The bulk of action requests received at the Honesdale Borough Council’s meeting on December 9 came not from the public but from its own officials. Icy roads kept public attendance sparse, so only the few routine public requests received by correspondence were considered at the monthly meeting chaired by Vice President James Brennan, in President F. J. Monaghan’s absence. Newly-appointed Police Commissioner Rick Southerton and Director of Public Works Richard Doney described exasperating situations that they regard as dangerously unacceptable, asking the council for action to remedy them.

Doney pointed out that the council’s action last year to grant overnight street parking to borough residents (from 2–6 a.m.) has wrought havoc with snow removal efforts on all streets except those already designated as snow emergency routes. Reminding the council that he had voiced opposition to the plan for that very reason when the decision was originally made, Doney stated that, unless the decision is reversed, it is only a matter of time before one of his plow trucks damages a parked car and/or accidentally injures or kills somebody.
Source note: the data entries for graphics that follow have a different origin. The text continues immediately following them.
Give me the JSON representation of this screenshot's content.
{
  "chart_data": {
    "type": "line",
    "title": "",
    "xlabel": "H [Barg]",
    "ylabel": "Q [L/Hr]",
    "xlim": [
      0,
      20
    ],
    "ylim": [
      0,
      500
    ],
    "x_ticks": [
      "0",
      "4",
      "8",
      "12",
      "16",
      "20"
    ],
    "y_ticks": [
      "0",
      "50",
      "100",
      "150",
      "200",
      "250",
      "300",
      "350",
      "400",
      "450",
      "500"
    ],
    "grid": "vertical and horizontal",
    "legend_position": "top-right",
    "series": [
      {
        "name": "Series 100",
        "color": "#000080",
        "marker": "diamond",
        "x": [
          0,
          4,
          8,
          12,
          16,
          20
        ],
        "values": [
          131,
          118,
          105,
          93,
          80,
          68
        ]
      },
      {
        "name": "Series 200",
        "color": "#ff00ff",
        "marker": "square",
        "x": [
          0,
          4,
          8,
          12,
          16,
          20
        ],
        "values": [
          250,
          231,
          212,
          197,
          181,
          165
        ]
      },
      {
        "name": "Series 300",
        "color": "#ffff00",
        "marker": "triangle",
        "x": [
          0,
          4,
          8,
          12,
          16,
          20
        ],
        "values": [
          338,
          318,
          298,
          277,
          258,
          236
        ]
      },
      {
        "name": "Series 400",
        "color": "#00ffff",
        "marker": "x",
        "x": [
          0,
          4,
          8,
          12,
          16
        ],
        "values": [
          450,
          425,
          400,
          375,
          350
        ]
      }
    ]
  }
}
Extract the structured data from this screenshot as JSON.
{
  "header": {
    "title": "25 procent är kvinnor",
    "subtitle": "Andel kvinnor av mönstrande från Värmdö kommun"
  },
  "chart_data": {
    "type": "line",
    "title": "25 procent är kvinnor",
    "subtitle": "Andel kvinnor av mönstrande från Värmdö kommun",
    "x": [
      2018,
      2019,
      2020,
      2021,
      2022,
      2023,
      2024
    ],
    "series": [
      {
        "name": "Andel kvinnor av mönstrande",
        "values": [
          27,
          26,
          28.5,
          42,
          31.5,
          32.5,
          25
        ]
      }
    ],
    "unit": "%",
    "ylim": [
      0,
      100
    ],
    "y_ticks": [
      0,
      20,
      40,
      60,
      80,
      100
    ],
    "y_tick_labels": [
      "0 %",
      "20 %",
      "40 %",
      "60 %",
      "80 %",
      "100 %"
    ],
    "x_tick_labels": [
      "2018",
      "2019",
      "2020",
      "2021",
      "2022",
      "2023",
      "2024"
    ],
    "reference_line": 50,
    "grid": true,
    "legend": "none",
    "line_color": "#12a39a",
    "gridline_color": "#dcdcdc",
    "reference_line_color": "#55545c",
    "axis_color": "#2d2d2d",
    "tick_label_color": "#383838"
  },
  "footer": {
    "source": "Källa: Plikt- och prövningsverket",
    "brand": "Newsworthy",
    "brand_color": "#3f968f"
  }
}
Doney cited the 80-plus year ban on overnight parking as an ordinance that has stood the test of time; he asked that it be restored, effective immediately.
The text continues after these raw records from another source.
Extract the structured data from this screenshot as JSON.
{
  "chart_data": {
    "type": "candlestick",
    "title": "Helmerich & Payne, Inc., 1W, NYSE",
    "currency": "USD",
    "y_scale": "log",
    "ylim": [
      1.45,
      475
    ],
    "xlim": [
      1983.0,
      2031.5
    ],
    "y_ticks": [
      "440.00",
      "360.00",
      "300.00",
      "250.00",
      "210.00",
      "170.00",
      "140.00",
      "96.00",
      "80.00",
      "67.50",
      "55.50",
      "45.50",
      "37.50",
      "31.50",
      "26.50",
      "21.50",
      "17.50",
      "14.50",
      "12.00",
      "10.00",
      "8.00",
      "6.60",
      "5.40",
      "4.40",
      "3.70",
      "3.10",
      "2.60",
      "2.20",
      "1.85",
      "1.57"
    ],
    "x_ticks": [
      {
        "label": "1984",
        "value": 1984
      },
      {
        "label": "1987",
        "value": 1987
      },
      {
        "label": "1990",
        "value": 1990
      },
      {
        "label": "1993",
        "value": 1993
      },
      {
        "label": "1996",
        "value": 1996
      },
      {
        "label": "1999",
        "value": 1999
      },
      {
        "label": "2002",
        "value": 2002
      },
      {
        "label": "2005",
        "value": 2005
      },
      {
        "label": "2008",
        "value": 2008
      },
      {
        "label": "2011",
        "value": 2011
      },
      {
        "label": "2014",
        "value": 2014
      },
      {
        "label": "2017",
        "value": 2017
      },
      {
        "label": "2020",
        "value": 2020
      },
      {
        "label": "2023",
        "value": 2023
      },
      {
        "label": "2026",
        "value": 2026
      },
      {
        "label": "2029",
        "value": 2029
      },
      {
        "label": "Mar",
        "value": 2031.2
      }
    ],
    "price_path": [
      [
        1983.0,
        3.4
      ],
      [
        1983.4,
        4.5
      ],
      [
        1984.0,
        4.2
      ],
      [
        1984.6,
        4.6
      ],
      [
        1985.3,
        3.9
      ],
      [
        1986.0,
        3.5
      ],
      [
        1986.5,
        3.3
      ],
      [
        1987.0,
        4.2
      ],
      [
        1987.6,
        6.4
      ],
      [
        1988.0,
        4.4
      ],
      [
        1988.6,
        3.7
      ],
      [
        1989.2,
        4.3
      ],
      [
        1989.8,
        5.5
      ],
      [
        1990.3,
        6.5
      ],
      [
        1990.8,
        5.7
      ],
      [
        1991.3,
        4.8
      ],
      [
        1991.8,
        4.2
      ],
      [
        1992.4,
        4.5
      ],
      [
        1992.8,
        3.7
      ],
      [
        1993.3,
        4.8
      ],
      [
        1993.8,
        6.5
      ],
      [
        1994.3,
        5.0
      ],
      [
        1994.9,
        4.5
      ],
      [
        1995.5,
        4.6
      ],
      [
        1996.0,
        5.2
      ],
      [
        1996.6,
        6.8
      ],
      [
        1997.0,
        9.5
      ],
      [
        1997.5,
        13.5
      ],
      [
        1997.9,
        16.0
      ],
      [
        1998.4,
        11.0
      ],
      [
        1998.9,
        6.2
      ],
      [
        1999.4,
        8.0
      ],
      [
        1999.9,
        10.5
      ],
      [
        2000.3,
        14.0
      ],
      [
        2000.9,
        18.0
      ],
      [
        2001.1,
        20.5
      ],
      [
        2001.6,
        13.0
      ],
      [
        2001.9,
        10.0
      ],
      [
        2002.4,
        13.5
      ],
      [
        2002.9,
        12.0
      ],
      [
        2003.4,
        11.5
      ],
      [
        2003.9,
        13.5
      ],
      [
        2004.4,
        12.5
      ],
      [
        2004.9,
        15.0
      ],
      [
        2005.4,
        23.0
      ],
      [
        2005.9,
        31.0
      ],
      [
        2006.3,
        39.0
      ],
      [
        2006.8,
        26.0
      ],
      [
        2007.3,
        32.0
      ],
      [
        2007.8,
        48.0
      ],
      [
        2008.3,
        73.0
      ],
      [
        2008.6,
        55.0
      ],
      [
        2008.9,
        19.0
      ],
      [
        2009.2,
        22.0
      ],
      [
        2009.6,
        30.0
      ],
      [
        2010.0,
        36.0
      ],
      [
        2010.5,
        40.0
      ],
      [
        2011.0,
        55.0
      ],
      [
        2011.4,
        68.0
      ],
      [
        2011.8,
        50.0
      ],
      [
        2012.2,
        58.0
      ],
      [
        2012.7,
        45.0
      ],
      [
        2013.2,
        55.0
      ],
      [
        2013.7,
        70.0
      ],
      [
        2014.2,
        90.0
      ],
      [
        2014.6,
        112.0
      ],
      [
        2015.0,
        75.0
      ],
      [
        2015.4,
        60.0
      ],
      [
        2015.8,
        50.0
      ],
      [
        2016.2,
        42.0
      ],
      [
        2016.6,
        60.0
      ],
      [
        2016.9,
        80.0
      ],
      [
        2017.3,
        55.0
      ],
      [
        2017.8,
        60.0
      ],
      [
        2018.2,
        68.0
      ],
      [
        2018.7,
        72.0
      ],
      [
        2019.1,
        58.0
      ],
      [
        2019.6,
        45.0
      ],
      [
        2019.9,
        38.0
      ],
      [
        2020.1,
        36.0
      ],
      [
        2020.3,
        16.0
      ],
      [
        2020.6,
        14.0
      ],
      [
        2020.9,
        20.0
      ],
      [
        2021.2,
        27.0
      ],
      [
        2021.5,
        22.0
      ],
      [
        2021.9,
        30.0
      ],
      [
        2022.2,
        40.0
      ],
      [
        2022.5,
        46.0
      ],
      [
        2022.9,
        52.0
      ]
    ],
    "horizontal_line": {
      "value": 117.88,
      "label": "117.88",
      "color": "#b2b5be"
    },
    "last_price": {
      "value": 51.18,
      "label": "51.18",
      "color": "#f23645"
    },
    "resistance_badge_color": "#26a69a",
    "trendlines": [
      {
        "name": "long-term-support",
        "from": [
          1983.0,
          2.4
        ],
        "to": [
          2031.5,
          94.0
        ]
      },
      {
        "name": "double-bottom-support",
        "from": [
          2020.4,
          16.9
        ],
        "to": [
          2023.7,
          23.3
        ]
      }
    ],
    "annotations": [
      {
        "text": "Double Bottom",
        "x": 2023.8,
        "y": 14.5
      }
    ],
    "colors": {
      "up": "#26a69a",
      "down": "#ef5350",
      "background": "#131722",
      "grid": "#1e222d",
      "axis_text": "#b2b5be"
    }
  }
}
Brennan countered Doney’s request with the reasoning behind the lifting of the overnight parking ban: many borough residents lack off-street parking and need to leave their cars on the street overnight. Acknowledging Doney’s concerns as legitimate, Brennan nevertheless urged that borough residents be given time to become fully informed of winter-month limitations on overnight parking. For more information on winter-month overnight parking regulations, visit

Southerton asked the council to approve hiring of a full-time clerk-typist to man the police department’s Main Street office Monday through Friday during normal business hours. Pointing out that the borough’s police force is currently critically short-staffed, with three officers out for unspecified reasons, Southerton justified the request as a reasonable response to public complaints that the police department is currently inaccessible by phone or at its office. Given the current officer shortage, Southerton said that he could not afford to deploy an officer to man the office and its phones. The council opined that there would be insufficient paperwork to keep the clerk-typist busy full-time and suggested that his/her services be shared with another department. A resolution authorizing advertisement of the position was passed.